Samuel Walker Shattuck (February 18, 1841 – February 13, 1913) was an American academic from Massachusetts. He graduated from Norwich University in Vermont and taught at the school until 1867, with a break to serve in the Civil War. He then accepted a position at Illinois Industrial University (today the University of Illinois at Urbana–Champaign), where he taught for the next forty-four years (1868–1912).

==Biography==
Samuel Walker Shattuck was born in Groton, Massachusetts, on February 18, 1841. He attended preparatory school at Lawrence Academy at Groton, then studied at Norwich University in Vermont, where he joined the Alpha Chapter of Theta Chi fraternity. Following his graduation in 1860, he was appointed an instructor of mathematics at Norwich. Shattuck resigned his position upon the outbreak of the Civil War, becoming an adjutant of the 8th Vermont Infantry. He was wounded during the Battle of Cedar Creek on October 19, 1864, and was named a captain the next month. He was mustered out with his unit in June 1865. Shattuck then returned to Norwich University as an adjunct professor of mathematics and military tactics. From 1866 to 1867, he was acting president of the school.

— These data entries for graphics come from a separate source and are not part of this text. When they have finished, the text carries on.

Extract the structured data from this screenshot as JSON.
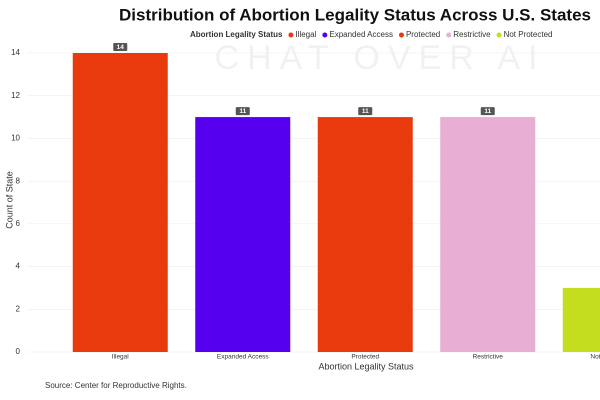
{
  "chart_data": {
    "type": "bar",
    "title": "Distribution of Abortion Legality Status Across U.S. States",
    "legend_title": "Abortion Legality Status",
    "categories": [
      "Illegal",
      "Expanded Access",
      "Protected",
      "Restrictive",
      "Not Protected"
    ],
    "values": [
      14,
      11,
      11,
      11,
      3
    ],
    "colors": [
      "#e83a0c",
      "#5500ee",
      "#e83a0c",
      "#e8aed4",
      "#c4dd1e"
    ],
    "x_label": "Abortion Legality Status",
    "y_label": "Count of State",
    "ylim": [
      0,
      14
    ],
    "yticks": [
      0,
      2,
      4,
      6,
      8,
      10,
      12,
      14
    ],
    "grid": true,
    "source": "Source:  Center for Reproductive Rights.",
    "watermark": "CHAT OVER AI"
  }
}
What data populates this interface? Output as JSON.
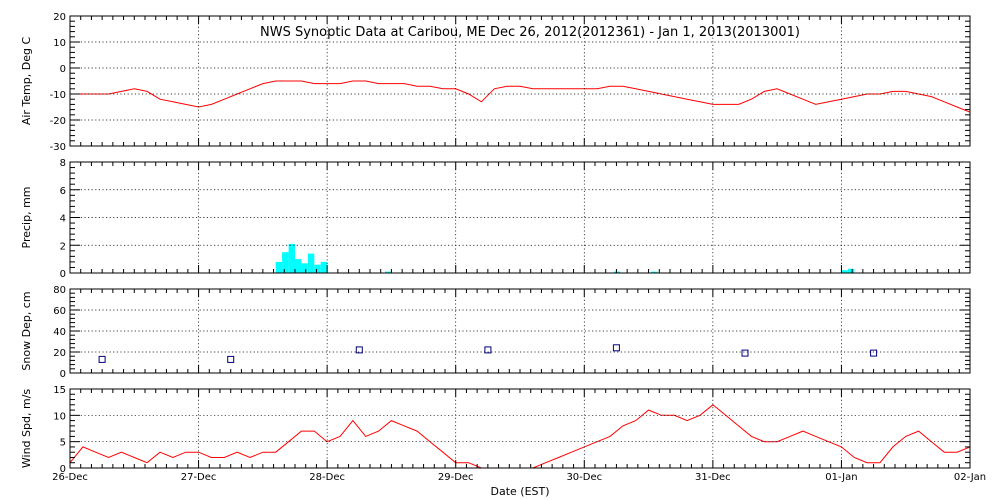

Shattuck resigned from his position in the summer of 1868 to join the new Illinois Industrial University in Urbana, Illinois. He was named a professor of civil engineering two years later and was appointed a professor of mathematics in 1871. He was acting regent of the school for six months in 1873, then assumed the role of business agent and manager until 1905. He was then named comptroller of the university, serving until his retirement on September 1, 1912. The university presented him with an honorary Doctor of Laws. The Carnegie Foundation for the Advancement of Teaching presented him with a retiring allowance for his service.

Shattuck married Adelaide L. White on August 14, 1866; she died in August 1914. They had four children: Charles W., Anna, Edith A., and Walter F. Anna married fellow Illinois professor Arthur Wilson Palmer in 1893. Samuel Walker Shattuck died on February 13, 1913, at the home of his daughter in Champaign, Illinois. He had been in ill health for two years. A brief account of Shattuck's university service was read to students on the day of his funeral. He was buried in Mount Home Cemetery and Mausoleum in Urbana.